Transferring these powers to a private entity severely undermines the sovereignty of the state. The term "sovereignty" originated in 14th-century France, and is used today, inter alia, to denote the independence of the modern state. In international law, sovereignty is a central concept relating to the state's authority to use internal force against its citizens and external force against its enemies. An examination of the nature of sovereignty in the modern state reveals that it is based on two unique and fundamental aspects: the conduct of war and the administration of justice. Studies have shown that these elements share a common denominator, namely, the exercise of a society's organized physical force.

According to this approach, criminal justice in the modern polity is the sole preserve of the state. Among the tasks of the modern state is to ensure compliance with its laws; as such, it is the only entity that has the legitimacy to apply legal force. The transfer to a private entity of the authority to exercise what are clearly government powers (with respect to the police, army, courts, and prisons, for example) constitutes a crucial blow to the principle of state sovereignty.

Along with the strike against state sovereignty, there is also a real danger to the protected rights of the prisoners who will populate private prisons in future. In Israeli constitutional law, there is a clear consensus that any harm to the rights of the individual in the name of public interest will at all times be carried out by the state, which is guided solely by the public good. By transferring the authority for prison management to a private concessionaire, who has a clear economic interest, the state is causing great harm to this supreme constitutional principle.

While the prison regimen, by its very nature, entails an infringement on many of the freedoms enjoyed by a free person, prison life does not necessitate denying the right of the prisoner to his physical integrity and to protection against harm to his dignity as a human being. Numerous studies in the Western world attest to grave damage to the rights of prisoners in privatized prisons around the world due to the unsuitability and lack of experience of employees of private concessionaires and to financial considerations that affect the decisions of the private body operating the prison.

The very creation of a process that transfers the power to use force into the hands of a private entity breaches the final barrier protecting the core powers of the state and violates the boundary between the public and private space. The privatization of prisons in Israel is similar—ideologically, constitutionally, and politically—to privatization of the army, the police, the judicial system, and the prosecutorial process.

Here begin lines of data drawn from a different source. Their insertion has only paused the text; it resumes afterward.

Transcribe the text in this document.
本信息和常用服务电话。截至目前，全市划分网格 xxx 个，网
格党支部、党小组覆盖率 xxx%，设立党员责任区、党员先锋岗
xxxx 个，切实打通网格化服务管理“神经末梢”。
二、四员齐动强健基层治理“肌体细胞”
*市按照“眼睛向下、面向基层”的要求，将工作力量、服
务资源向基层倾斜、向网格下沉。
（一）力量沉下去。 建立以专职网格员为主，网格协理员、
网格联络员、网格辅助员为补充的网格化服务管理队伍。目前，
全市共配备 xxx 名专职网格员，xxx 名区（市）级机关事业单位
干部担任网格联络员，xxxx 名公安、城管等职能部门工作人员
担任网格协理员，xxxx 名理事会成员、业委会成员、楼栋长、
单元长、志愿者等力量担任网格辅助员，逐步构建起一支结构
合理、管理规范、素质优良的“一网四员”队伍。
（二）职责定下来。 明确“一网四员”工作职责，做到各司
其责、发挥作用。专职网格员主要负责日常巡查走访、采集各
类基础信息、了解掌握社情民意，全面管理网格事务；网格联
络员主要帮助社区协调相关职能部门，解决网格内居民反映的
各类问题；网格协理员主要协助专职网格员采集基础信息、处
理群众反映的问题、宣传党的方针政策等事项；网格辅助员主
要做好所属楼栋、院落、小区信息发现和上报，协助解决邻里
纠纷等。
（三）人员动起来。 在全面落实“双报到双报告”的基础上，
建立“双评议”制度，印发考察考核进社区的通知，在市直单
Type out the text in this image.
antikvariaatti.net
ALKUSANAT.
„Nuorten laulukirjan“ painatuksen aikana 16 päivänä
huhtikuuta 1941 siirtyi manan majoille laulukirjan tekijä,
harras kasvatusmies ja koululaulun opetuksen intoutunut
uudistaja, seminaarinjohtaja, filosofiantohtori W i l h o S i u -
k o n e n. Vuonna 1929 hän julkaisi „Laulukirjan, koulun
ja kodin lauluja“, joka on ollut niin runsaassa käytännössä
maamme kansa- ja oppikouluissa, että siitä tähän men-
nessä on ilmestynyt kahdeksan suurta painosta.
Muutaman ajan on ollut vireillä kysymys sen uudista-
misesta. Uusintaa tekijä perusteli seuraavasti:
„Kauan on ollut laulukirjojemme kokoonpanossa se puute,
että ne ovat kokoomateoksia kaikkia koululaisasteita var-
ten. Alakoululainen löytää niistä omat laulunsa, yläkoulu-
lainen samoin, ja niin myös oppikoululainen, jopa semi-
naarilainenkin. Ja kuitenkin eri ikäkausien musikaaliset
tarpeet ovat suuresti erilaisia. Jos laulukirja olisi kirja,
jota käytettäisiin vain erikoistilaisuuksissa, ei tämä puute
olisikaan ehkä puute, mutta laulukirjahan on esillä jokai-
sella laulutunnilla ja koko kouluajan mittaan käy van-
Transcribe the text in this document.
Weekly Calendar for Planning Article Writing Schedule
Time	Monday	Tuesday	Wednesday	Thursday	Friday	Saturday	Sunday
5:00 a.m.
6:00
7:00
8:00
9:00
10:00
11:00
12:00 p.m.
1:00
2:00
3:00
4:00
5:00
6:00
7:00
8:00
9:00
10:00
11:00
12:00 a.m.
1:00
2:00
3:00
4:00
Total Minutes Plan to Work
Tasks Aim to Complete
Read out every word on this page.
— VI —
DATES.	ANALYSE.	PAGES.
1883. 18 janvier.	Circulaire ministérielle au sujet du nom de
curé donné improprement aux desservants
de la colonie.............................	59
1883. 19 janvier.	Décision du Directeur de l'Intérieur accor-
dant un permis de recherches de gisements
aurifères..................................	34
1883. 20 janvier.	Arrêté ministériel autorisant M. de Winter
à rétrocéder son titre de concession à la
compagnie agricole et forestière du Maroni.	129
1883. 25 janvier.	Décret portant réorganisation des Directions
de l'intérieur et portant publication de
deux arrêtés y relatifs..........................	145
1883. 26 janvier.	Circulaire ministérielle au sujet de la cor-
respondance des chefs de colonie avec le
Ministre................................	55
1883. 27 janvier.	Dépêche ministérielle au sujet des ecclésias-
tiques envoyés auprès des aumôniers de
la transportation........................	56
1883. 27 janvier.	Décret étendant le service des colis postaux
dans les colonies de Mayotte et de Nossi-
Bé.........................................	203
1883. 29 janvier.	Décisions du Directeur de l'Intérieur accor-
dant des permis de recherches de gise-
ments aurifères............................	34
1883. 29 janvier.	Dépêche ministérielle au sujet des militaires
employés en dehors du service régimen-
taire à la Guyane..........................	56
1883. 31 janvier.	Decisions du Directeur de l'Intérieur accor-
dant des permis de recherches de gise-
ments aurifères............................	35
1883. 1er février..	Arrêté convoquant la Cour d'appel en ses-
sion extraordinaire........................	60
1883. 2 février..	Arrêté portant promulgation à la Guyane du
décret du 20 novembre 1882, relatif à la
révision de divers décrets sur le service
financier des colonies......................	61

This breaching of boundaries will pave the way for the transfer of all government powers into private hands, and may even lead to substantial changes in the structure of the regime in Israel. Such far-reaching changes are liable to turn the State of Israel into a corporate regime—a regime in which giant corporations apply administrative considerations in the name of the public interest. Under such a system, there will not be any entity to stand up to political pressures on the part of wealthy individuals, who will take steps, lawfully, to transfer what are clearly government powers into private hands. Private corporations will exercise government prerogatives with minimal supervision by public representatives. Without outside intervention in the privatization of Israeli prisons, such a scenario is possible. 


At the time of the writing of this article, the author was representing the Human Rights Division of Ramat Gan Law School and Head Warden (ret.) Shlomo Tauser in a petition against the full privatization of the Israel Prison Service (HCJ 2605/05 Human Rights Division et al. v. Minister of Finance et al.).